ECE-1021

Intro to Strings and Pointers in C

(Last Mod: 27 November 2010 21:38:44 )

String Representation

Being able to represent individual characters in specified memory locations is very useful, but it is not very convenient for the way we normally want to work with text information. Typically, when we work with text, we work with "strings" of characters. The obvious way to represent a string in memory is as a sequence of ASCII codes - and this is exactly what is done.

But there is a subtlety that we must deal with - how do we know where the string ends? We have a few options: We could specify a fixed length for all strings and pad any unused portions at the end with a code that tells us that it is not used; we could keep track of both the address where the string starts and how long the string is; or we can keep track of where the string starts and embed a "delimiter" in the string data itself to mark the end of the string. In some languages, such as Pascal, the first byte of a string is not interpreted as an ASCII code, instead it is interpreted as the number of characters in the string. In other languages, including C, the a particular code is placed after the last actual character in the string. In C, this character is the NUL character (ASCII code 0x00) and, therefore, we refer to C as working with "null terminated strings". Note that not all languages that use a terminating character use the NUL character.

Just as the ASCII code for an individual character is expressed in C by surrounding the character by single quotes, a string of ASCII codes, including the terminator, is expressed in C by surrounding the string of characters by double quotes. The NUL terminator does not need to be expressly included in the string - the compiler will add it automatically.

Example: The string "ECE-1021 Module #1" is stored at location 0xDC08. Draw the relevant memory map.

0 1 2 3 4 5 6 7 8 9 A B C D E F

0xDC00 ?? ?? ?? ?? ?? ?? ?? ?? 'E' 'C' 'E' '-' '1' '0' '2' '1'

0xDD00 SP 'M' 'o' 'd' 'u' 'l' 'e' SP '#' '1' NUL ?? ?? ?? ?? ??

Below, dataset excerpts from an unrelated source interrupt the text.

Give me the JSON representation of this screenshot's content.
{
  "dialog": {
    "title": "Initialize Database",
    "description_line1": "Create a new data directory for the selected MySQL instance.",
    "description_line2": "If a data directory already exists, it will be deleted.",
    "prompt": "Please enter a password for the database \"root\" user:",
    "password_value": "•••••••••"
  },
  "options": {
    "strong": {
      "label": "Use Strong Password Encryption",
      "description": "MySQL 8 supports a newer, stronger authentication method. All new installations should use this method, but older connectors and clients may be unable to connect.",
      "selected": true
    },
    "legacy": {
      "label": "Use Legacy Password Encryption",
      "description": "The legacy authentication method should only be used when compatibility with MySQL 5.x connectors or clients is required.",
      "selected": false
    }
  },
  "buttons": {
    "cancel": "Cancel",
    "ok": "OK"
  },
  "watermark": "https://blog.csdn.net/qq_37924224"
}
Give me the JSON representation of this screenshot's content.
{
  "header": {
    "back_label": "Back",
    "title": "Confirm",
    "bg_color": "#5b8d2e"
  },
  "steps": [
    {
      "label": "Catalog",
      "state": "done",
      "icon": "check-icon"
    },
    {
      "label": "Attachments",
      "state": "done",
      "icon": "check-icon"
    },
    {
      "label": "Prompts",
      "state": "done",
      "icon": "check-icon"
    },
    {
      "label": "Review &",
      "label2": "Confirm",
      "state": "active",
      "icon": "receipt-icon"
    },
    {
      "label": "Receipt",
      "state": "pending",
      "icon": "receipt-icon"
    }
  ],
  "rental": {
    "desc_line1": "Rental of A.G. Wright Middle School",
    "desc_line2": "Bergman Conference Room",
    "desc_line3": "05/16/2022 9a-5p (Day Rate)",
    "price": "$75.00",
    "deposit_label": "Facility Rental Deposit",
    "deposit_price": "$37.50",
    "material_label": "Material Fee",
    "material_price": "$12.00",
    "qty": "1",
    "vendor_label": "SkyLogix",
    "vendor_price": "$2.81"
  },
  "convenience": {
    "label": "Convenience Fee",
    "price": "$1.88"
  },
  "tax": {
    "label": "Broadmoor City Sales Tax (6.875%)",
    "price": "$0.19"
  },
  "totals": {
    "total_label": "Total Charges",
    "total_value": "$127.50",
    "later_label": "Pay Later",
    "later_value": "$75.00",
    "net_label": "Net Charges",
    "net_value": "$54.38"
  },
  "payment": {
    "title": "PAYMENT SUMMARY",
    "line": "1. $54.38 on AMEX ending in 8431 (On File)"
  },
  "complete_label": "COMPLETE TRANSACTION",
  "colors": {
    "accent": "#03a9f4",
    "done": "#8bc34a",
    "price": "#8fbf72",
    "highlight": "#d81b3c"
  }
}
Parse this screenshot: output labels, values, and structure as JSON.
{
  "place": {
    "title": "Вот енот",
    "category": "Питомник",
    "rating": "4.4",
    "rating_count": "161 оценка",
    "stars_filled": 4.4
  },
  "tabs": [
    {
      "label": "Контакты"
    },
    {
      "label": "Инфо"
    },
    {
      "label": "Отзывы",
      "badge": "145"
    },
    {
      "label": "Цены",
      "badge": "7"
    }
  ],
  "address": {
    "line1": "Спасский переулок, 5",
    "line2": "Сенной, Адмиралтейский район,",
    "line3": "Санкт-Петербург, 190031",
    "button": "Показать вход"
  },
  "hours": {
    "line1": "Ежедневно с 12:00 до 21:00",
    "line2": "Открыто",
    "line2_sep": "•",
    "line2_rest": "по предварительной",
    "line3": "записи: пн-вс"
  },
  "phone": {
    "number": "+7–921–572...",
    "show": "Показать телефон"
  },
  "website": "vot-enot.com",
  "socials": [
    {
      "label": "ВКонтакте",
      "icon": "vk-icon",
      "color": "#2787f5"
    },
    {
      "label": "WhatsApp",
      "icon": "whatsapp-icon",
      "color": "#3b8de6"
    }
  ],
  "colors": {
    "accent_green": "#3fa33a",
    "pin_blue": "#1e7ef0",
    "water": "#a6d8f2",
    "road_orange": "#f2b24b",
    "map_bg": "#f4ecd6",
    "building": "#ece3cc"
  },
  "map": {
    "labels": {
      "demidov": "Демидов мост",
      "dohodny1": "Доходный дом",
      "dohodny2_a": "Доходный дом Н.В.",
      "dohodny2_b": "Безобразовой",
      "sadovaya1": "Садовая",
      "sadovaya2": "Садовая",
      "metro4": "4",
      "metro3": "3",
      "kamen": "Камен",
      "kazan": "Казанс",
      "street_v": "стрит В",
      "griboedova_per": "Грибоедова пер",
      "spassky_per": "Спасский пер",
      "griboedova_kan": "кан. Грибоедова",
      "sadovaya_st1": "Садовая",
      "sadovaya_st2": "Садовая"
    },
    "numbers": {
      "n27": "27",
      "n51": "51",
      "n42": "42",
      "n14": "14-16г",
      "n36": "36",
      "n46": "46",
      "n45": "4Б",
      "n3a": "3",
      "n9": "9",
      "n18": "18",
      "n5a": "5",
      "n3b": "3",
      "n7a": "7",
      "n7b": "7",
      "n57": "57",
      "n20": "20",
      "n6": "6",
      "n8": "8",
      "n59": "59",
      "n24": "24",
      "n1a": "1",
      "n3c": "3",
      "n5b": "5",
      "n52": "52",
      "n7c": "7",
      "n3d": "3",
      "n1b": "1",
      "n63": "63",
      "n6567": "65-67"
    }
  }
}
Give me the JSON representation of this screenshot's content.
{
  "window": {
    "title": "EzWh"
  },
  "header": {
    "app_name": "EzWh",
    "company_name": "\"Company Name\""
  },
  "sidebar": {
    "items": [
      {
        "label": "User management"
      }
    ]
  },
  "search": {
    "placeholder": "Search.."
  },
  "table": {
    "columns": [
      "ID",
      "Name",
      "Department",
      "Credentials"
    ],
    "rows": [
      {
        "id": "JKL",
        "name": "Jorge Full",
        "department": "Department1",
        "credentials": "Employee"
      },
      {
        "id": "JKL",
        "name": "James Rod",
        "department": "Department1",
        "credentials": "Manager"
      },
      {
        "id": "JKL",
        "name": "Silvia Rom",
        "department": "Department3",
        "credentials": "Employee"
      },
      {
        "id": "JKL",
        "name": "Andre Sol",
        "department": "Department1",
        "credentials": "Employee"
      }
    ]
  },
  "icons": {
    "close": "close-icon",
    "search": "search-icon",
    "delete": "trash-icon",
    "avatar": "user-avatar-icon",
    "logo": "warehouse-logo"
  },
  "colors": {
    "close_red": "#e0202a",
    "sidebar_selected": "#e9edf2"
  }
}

The above uses the characters to represent the memory, and this is generally the quickest and most useful way of representing the codes. For completeness, the actual values (in hex) are shown below.

in hex 0 1 2 3 4 5 6 7 8 9 A B C D E F

0xDC00 ?? ?? ?? ?? ?? ?? ?? ?? 45 43 45 2D 31 30 32 31

0xDD00 20 4D 6F 64 75 6C 65 20 23 31 00 ?? ?? ?? ?? ??

Accessing Strings in Memory

It's one thing to say that a particular string is stored at a particular memory location - it is quite another to then actually be able to do something with that string.

Let's say that we wanted to print out the first and last characters in the string in previous example. In words, what we want to accomplish is very simple:

Problem: A null-terminated string is stored at memory location 0xDC08. Print out the first and the last character of the that string.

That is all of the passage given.